The only difference is that instead of tracking two variables, `open` and `close`, we only track one variable named `open`. When we reach an open parenthesis, we increment our `open` variable, and when we reach a closing parenthesis, we decrement it. If the value of `open` ever goes below 0 we return `false` automatically, and if at the end it’s anything OTHER than 0 we return `false` as well.

This solution seems to work for all cases. If I missed anything, I’m sure you’ll point it out in the comments.

## Discussion (6) Florian Rohrer

I like this, because this is one of the classical problems that you learn in introduction to formal methods of computer science. In order to determine, if a string is well-balanced, you need a grammar that is at least context-free. A regular grammar, does not suffice.

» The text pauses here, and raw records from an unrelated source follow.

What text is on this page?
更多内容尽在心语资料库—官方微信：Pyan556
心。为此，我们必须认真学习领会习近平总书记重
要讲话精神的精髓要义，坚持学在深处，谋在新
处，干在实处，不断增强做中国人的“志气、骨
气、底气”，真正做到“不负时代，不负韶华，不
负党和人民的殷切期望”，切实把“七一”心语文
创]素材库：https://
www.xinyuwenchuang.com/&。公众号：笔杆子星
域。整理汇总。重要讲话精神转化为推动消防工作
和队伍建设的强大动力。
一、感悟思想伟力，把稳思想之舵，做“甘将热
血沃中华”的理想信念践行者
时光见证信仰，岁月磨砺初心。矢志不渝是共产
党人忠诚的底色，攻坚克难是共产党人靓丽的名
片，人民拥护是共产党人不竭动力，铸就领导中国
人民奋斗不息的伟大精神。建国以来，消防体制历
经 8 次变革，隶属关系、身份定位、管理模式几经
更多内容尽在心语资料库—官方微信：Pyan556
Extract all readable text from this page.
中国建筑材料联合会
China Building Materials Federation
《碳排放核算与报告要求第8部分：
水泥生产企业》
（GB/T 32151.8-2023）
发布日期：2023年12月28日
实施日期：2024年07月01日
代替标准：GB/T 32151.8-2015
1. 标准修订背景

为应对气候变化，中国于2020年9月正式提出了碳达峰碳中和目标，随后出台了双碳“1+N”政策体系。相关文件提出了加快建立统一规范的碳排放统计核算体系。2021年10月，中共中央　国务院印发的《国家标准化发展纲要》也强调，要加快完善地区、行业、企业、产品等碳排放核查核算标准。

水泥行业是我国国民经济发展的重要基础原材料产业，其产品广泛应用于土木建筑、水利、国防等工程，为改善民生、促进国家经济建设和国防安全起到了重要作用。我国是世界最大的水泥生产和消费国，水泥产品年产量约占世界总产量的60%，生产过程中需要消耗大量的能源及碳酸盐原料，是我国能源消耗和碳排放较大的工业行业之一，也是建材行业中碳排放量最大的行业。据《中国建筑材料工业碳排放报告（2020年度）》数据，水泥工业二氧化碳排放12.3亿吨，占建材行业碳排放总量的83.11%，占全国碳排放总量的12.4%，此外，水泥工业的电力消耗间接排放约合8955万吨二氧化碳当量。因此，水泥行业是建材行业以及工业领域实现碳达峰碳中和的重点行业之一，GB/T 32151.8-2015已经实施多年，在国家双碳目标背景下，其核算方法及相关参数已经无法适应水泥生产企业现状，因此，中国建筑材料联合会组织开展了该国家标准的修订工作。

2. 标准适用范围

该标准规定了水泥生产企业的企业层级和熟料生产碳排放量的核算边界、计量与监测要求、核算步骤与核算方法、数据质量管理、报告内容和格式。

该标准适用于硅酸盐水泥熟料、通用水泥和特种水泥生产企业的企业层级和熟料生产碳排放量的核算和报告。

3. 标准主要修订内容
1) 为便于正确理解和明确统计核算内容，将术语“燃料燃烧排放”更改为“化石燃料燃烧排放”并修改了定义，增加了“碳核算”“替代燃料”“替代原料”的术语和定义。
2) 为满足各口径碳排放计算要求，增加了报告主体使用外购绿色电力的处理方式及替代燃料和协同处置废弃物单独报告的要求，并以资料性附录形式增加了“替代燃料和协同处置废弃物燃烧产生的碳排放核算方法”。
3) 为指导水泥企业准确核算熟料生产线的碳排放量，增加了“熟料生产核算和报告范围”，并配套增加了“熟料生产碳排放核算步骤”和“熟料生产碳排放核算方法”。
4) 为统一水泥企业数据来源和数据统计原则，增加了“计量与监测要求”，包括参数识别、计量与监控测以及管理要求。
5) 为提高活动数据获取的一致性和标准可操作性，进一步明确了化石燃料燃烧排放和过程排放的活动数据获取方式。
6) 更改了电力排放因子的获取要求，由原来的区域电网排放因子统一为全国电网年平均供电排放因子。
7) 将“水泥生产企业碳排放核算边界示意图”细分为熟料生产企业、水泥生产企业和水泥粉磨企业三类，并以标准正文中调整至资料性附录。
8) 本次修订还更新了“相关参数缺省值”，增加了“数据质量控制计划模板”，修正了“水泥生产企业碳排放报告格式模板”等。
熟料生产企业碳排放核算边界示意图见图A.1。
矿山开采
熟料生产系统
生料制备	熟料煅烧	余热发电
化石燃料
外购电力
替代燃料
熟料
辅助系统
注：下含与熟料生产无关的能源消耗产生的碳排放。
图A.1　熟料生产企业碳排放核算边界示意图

Implementing a context-free grammar, can be done using a stack. So you can also solve this problem using a stack. Whenever you encounter a `(`, push it onto the stack. Whenever you encounter a `)`, pop a `(` from the stack. If there is no `(` on the stack when you try to pop one, return false. If the stack is not empty when you are done processing the string, return false. Otherwise, the string is well-balanced. tbodt • Edited on

Back in the day, before paren matchers were a thing, people would stare at their Lisp code, carefully counting: 1, 2, 3, 2, 3, 2, 1, 0 for ((()())). If you didn't end up with zero, there was a problem somewhere. Yechiel Kalmenson

Yup, that's what my algorithm basically does :) Yechiel Kalmenson

Thanks for sharing! Peter Kim Frank

Great step-by-step breakdown. Big fan of these contained posts that use code snippets to walk through #beginners concepts. Thanks for sharing!